Dalsza część artykułu pod materiałem wideo
Na placu, za nieużytkowanymi już budynkami, znaleziono 15 pojemników typu mauzer o pojemności 1000 litrów każdy, wypełnionych nieznaną cieczą oraz dużą ilość częściowo zafoliowanych kartonów i worków z różnego rodzaju odpadami. Wiele z nich jest uszkodzona. Teren, na którym znaleziono odpady, został zabezpieczony.
Wkrótce wykonywane będą kolejne czynności w tej sprawie. "Pobrane zostaną między innymi próbki do badań laboratoryjnych celem określenia składu chemicznego zabezpieczonych substancji i ustalenia ewentualnego zagrożenia dla życia, zdrowia ludzkiego oraz środowiska naturalnego. Sprawdzone zostanie również, czy nie doszło do skażenia terenu, na którym znalezione zostały odpady" - wyjaśniła kom. Drężek-Zmysłowska.
Zebrane materiały przekazane zostaną następnie do Prokuratury Rejonowej w Płońsku. Zgodnie z przepisami, za niewłaściwe składowanie odpadów lub substancji toksycznych, które mogą stanowić zagrożenie dla człowieka i środowiska grozi nawet 10 lat więzienia.

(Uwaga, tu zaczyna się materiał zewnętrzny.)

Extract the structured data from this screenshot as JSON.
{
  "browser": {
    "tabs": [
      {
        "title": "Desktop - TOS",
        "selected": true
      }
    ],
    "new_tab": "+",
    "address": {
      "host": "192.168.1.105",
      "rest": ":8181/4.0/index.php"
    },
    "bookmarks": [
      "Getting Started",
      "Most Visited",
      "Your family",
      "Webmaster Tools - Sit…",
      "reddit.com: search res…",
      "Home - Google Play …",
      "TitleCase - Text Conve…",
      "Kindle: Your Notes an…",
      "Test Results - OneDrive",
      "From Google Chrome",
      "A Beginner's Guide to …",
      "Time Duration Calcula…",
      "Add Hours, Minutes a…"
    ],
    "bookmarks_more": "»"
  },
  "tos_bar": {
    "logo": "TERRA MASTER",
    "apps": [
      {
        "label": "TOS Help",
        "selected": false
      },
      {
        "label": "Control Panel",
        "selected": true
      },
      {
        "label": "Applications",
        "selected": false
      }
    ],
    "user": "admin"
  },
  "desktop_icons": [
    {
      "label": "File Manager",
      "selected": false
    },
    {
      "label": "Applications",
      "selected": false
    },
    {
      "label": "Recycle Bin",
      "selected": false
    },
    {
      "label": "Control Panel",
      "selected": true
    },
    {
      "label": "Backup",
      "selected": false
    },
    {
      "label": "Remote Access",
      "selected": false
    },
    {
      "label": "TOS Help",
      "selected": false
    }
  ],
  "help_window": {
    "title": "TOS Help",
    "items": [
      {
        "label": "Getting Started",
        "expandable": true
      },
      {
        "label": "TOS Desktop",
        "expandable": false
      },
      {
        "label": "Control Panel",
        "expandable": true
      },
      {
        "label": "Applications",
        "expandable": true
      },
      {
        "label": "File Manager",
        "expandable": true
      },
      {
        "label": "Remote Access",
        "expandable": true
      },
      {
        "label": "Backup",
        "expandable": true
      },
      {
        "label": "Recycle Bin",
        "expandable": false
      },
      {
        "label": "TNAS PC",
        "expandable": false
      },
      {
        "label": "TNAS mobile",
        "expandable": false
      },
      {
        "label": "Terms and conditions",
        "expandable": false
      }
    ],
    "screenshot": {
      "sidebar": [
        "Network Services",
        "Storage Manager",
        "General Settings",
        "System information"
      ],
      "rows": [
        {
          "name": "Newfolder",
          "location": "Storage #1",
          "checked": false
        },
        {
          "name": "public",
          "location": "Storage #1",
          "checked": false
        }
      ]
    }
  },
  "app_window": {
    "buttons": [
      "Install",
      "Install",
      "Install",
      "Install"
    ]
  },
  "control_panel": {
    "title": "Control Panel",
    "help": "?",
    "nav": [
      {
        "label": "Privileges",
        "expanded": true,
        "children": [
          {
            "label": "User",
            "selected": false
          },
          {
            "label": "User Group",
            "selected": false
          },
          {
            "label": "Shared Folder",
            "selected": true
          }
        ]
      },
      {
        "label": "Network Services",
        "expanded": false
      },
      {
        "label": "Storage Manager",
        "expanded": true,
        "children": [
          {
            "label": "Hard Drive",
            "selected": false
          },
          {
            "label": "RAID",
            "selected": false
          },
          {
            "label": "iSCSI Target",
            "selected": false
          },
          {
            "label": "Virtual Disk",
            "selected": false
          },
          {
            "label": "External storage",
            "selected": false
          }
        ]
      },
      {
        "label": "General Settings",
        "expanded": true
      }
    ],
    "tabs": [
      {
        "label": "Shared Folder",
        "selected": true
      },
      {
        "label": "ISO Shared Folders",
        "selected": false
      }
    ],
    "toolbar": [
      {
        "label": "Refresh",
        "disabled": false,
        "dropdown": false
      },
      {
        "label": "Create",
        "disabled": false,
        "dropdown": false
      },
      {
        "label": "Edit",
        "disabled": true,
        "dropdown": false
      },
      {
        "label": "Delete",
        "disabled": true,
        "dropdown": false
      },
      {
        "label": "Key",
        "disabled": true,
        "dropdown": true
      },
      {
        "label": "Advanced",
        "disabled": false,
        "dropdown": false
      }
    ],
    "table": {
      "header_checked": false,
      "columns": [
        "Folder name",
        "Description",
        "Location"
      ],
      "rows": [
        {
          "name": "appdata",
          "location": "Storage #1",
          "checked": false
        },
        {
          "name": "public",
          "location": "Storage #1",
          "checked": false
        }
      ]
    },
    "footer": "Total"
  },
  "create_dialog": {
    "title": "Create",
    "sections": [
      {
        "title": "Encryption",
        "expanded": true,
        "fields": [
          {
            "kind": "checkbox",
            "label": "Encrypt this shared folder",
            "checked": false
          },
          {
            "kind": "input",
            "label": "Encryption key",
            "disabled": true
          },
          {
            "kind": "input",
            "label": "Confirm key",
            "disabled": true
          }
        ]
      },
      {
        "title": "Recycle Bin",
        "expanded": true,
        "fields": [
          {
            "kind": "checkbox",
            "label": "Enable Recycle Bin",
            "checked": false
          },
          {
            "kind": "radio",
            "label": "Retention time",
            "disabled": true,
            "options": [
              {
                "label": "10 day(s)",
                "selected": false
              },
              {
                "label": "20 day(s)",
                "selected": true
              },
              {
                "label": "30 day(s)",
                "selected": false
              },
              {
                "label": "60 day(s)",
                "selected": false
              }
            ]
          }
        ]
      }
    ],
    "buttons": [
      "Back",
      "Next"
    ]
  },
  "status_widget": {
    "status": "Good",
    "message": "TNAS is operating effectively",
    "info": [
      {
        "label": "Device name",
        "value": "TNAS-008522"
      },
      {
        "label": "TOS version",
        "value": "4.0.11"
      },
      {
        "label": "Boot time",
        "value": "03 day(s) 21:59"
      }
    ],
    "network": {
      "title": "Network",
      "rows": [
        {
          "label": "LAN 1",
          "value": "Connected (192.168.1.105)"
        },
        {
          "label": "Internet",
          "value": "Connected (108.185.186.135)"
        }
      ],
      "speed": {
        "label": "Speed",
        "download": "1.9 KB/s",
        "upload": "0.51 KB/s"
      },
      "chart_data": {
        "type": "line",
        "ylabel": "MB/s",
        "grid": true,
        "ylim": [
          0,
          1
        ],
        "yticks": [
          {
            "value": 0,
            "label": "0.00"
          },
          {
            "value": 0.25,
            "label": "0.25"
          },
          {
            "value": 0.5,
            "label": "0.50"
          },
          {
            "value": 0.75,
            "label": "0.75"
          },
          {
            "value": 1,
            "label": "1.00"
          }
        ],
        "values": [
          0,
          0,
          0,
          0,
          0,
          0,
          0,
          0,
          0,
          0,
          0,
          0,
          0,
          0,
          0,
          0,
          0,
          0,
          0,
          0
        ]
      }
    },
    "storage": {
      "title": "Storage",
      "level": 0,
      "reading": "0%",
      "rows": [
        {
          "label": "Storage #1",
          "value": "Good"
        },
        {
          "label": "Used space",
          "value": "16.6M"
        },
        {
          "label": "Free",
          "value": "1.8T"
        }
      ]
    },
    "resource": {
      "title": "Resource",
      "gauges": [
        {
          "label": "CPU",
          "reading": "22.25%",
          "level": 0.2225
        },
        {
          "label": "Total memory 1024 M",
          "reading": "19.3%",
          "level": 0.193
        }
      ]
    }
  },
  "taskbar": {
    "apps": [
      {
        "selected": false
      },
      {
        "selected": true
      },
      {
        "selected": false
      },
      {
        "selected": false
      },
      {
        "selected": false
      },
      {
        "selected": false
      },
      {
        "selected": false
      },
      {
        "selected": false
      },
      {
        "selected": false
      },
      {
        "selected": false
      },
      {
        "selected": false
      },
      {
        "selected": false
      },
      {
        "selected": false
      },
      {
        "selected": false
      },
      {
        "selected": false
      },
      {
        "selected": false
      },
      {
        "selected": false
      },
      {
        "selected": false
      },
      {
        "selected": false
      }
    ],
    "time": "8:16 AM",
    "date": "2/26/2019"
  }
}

Tony niebezpiecznych substancji
Jak pisaliśmy w WP Finanse, w ubiegłym miesiącu policjanci i inspektorzy ochrony środowiska również odkryli nielegalne składowisko odpadów. Tym razem na terenie gdańskiej dzielnicy Sobieszewo. Funkcjonariusze znaleźli ciągnik siodłowy z naczepą, na której było dwanaście 1000-litrowych pojemników typu mauzer oraz 22 beczki. Niebezpieczne substancje miały łączną wagę blisko 18 ton
Na posesji ujawniono kilka pomieszczeń, w których były zużyte opony, części samochodowe, zużyte filtry. Funkcjonariusze odkryli także około 20-metrową hałdę z gruzu, przy której znaleziono około stu zużytych opon. Na posesji nie było żadnego oznakowania, a teren nie był odpowiednio przygotowany na ich składowanie.